NETS standards that are addressed


  1. Facilitate and Inspire Student Learning and Creativity
  2. Model Digital Age Work and Learning
  3. Engage in Professional Growth and Leadership


  1. Communication and Collaboration
  2. Technology Operations and Concepts

This article was very interesting to me because it did not only focus on advising students, but it’s main concern was how to meet the demands of advising graduate students specifically since their lifestyles and needs tend to differ from those of undergraduate students.

From the few studies that have been done solely on graduate students, it has been found that academic advising is important in maintaining retention, student success, and student satisfaction. The four main areas that were seen as most important for graduate students in terms of  their adviser were:

“Gives me regular and constructive feedback on my research.”

“Available when I need help with my research.”

“Gives me regular and constructive feedback on my progress toward degree completion.”

“Available when I need to talk about my program and progress.”

The most common concern for graduate students who were not happy with the advising done at their university was that their advisers seem inaccessible and hard to track down.

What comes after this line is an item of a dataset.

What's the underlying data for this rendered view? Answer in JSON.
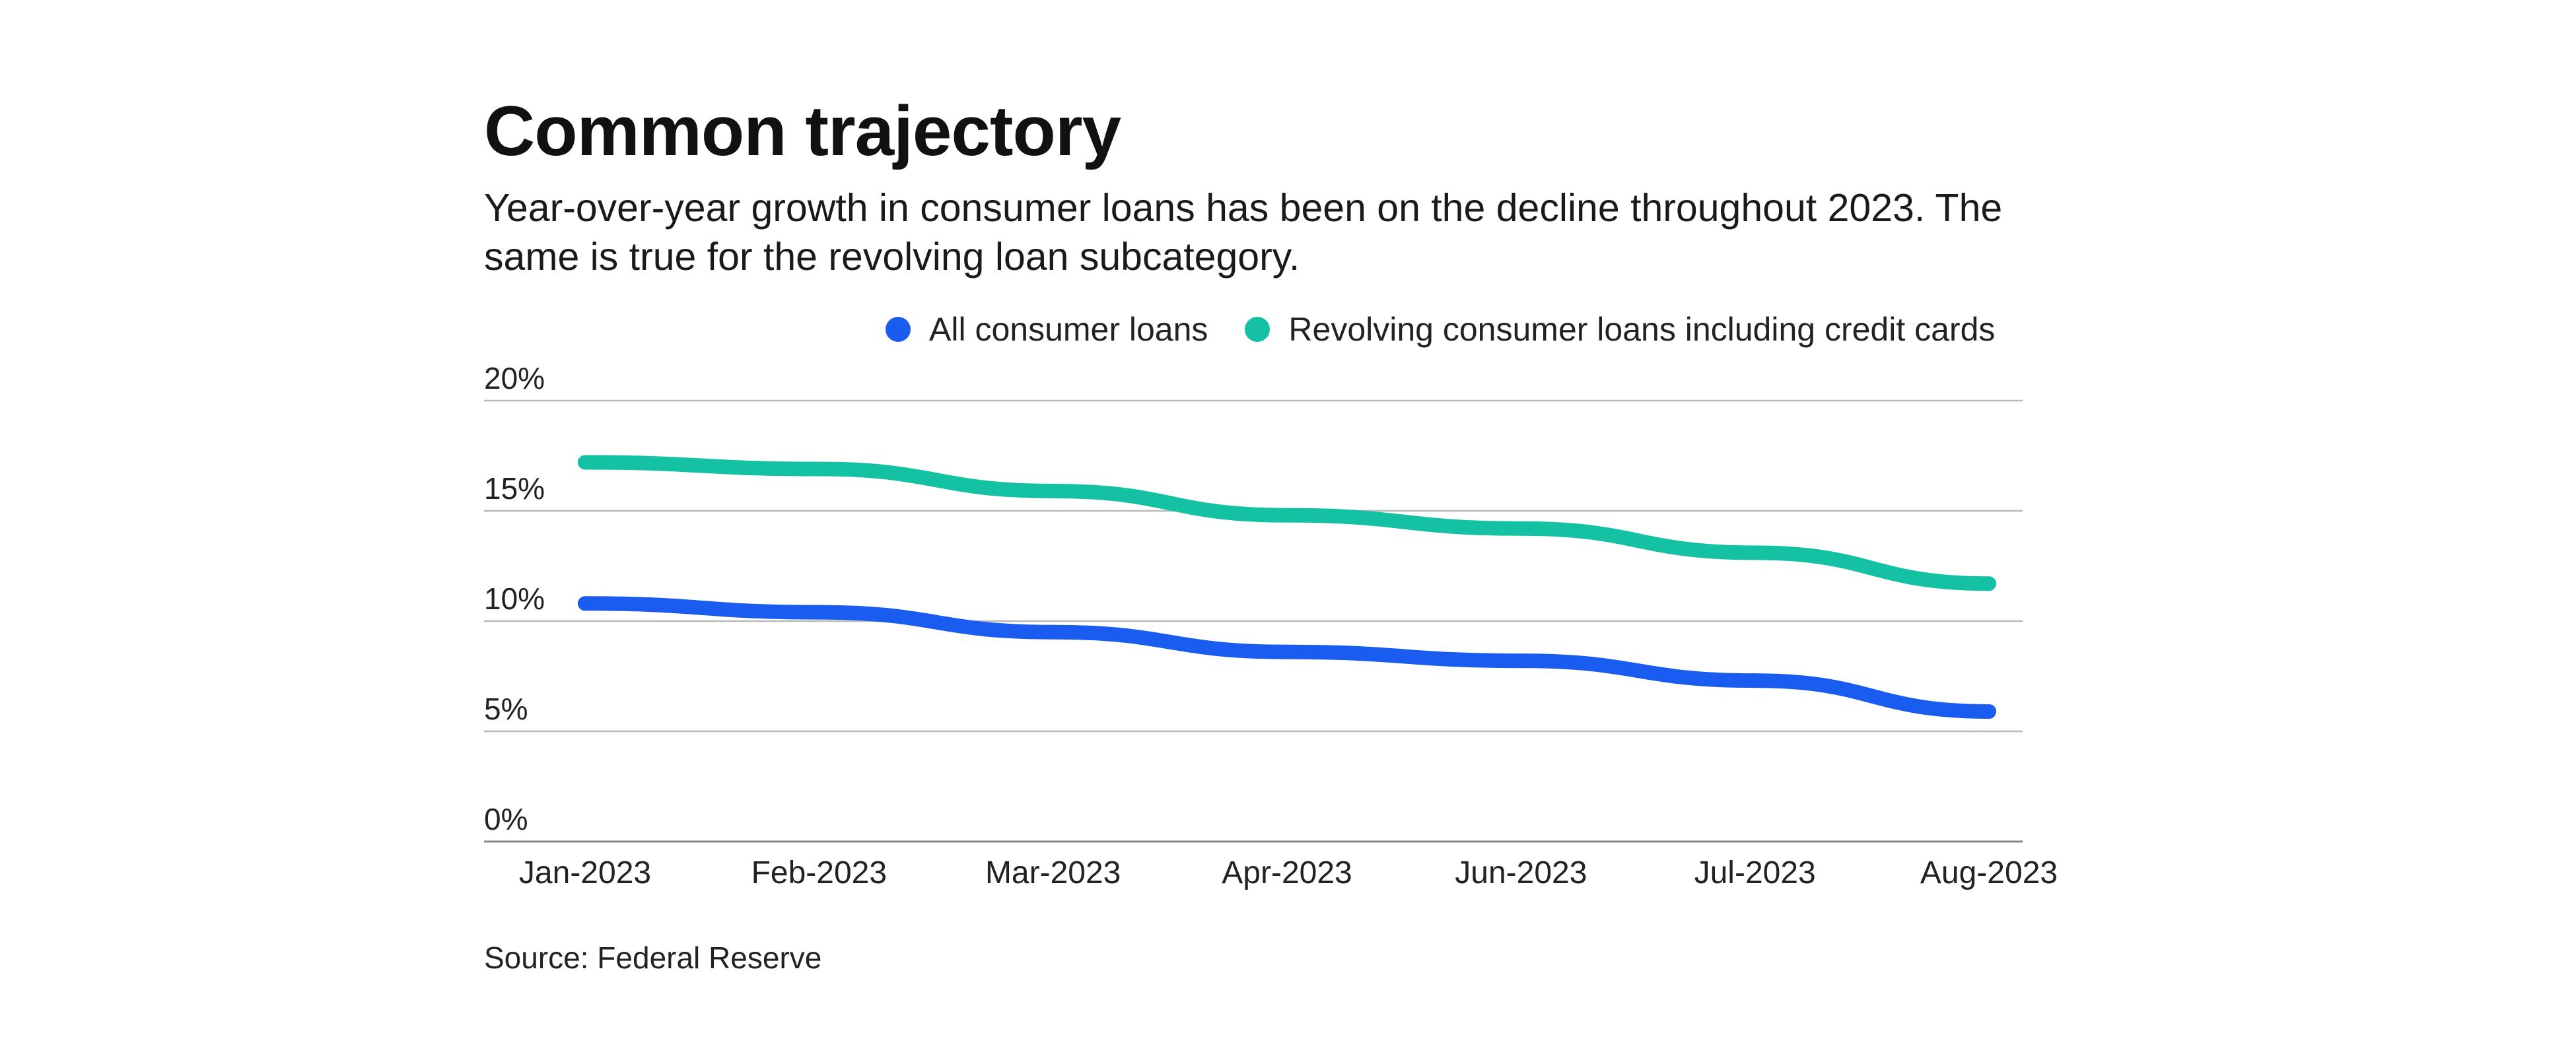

Since most graduate students manage full time employment, the needs of children and family members, and community responsibility on top of their schooling, their needs are often different from most undergraduate students. It is also common for graduate students to commute to campus or take a majority of classes online. To accommodate for travel time and busy schedules, this study used videoconferencing to have one-on-one appointments between advisers and graduate students.

Students in this study who had an appointment with their adviser via videoconferencing had overwhelmingly positive responses to it. Student were given a simple Virtual Advising System (VAS) kit which they installed on their computer and included a webcam. They were able to have one-on-one time with their adviser without having to waste time traveling to campus. Although most of the students admitted to likely face-to-face interactions better, they stated that they were still satisfied with VAS.

In my experience as a student, it can be very frustrating when advisers are not in their office during office hours, or when they are hard to track down. Although I do not commute to school, I have found that many of my peers travel at least 15-20 miles at least for their on campus classes. I think that using software such as Skype or any other videoconferencing system is something that is extremely beneficial to commuting students and is hopefully something we will be seeing more of in the near future.